Supreme Court requires government to present immediate plan to combat pandemic in quilombola communities

Court also orders the suspension of land repossessions for the duration of the health crisis

By 9 votes to 2, the Supreme Court ruled on Tuesday, February 23, to require the federal government to present, within a time frame of 30 days, a national plan to combat the pandemic among the quilombola population.

The ruling was given in the ADPF Case (Allegation of Violation of a Fundamental Precept) No. 742, filed by Conaq (National Coordination of Black Rural Quilombola Communities) in partnership with the political parties PSB, PSOL, PCdoB, Rede Sustentabilidade and PT.

According to the vote by Justice Edson Fachin, the Court also ordered the suspension of territorial rights cases in quilombos, such as land repossession cases.

“Maintaining the passage of these cases, with the risk of ordering land repossessions, exacerbates the situation facing quilombola communities, which can suddenly find themselves neglected, without basic hygiene conditions and unable to isolate properly to minimize the risks of infection by coronavirus,” said Justice Edson Fachin in his vote.

Justices Alexandre de Moraes, Dias Toffoli, Cármen Lúcia, Luís Roberto Barroso, Rosa Weber, Gilmar Mendes, Ricardo Lewandowski and the president of the Court, Justice Luiz Fux, all voted in line with Justice Fachin’s interpretation on the suspension of these cases.

The local organizations Conectas Human Rights, ISA (Socioenvironmental Institute), Educafro, Human Rights Clinic of UERJ (Rio de Janeiro State University), Terra de Direitos, IARA (Racial and Environmental Advocacy Institute) and the National Federation of Quilombola Associations, together with the Federal Public Defender’s Office, also participated in the judgment as amici curiae (friends of the court).

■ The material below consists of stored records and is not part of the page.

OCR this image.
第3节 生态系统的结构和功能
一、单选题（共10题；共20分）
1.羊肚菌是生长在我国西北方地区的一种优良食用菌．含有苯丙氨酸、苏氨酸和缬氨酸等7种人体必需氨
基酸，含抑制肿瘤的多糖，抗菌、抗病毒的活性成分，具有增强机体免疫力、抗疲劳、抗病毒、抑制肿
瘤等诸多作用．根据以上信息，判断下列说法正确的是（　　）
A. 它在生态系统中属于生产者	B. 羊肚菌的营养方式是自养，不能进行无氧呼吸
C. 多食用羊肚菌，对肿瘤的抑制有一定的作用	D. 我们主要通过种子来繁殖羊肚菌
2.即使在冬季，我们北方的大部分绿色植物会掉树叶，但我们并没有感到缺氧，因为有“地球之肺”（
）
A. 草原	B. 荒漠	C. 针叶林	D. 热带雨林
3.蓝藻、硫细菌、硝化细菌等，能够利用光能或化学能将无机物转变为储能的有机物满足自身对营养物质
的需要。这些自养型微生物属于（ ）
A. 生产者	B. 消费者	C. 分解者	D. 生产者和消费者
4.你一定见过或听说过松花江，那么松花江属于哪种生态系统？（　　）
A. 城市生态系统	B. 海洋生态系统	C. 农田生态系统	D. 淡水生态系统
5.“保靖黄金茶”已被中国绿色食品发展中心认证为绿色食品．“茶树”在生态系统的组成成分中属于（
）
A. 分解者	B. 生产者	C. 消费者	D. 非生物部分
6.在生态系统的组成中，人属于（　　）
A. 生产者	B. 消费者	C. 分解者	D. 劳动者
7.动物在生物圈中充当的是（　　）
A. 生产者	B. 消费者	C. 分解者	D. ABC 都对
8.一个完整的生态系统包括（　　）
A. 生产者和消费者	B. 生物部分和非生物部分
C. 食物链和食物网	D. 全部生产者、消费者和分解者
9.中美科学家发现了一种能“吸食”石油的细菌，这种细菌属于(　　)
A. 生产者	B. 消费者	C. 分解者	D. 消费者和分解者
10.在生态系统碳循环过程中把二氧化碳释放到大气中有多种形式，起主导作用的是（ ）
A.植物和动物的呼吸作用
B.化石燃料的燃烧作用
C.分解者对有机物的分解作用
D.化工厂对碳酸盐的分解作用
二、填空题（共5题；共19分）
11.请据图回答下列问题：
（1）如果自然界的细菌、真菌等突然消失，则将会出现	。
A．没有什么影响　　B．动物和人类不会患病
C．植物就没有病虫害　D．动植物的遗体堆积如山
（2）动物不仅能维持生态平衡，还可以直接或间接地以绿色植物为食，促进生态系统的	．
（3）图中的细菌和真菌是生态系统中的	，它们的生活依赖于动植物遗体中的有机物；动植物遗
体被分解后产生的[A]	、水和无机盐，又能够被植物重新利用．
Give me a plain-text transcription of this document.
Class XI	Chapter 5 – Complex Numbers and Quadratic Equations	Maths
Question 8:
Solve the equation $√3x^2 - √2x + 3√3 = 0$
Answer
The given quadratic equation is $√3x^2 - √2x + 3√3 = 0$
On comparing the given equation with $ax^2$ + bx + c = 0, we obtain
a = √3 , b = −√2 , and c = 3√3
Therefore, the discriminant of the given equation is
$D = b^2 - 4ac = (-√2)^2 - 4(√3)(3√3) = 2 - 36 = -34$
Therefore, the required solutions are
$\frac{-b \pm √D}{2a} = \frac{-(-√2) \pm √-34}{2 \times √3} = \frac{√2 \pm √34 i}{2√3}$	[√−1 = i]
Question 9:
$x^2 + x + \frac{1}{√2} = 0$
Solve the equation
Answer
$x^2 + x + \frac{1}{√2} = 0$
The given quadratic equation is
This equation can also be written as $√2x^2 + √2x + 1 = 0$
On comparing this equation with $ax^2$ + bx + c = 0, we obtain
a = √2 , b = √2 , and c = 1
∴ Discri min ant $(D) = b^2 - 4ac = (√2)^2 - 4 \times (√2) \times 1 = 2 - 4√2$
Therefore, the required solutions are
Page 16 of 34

“Although the judgment was overdue, the Supreme Court has taken an important step in guaranteeing the rights of the most vulnerable populations, such as quilombola communities, which have been excluded and completely neglected by the federal government since the start of the health crisis,” said Julia Neiva, the representative of Conectas in the case.

Lack of data 

Given the lack of data on people affected by the pandemic in the more than 5,000 quilombos in the country, Conaq launched, in partnership with ISA, the Quilombo Without Covid-19 platform. According to research by the organizations, nearly 5,000 cases have been recorded in quilombola communities and there have been more than 200 deaths.

This Tuesday’s ruling by the Supreme Court also requires the federal government to include data on race and ethnicity in the records of the pandemic.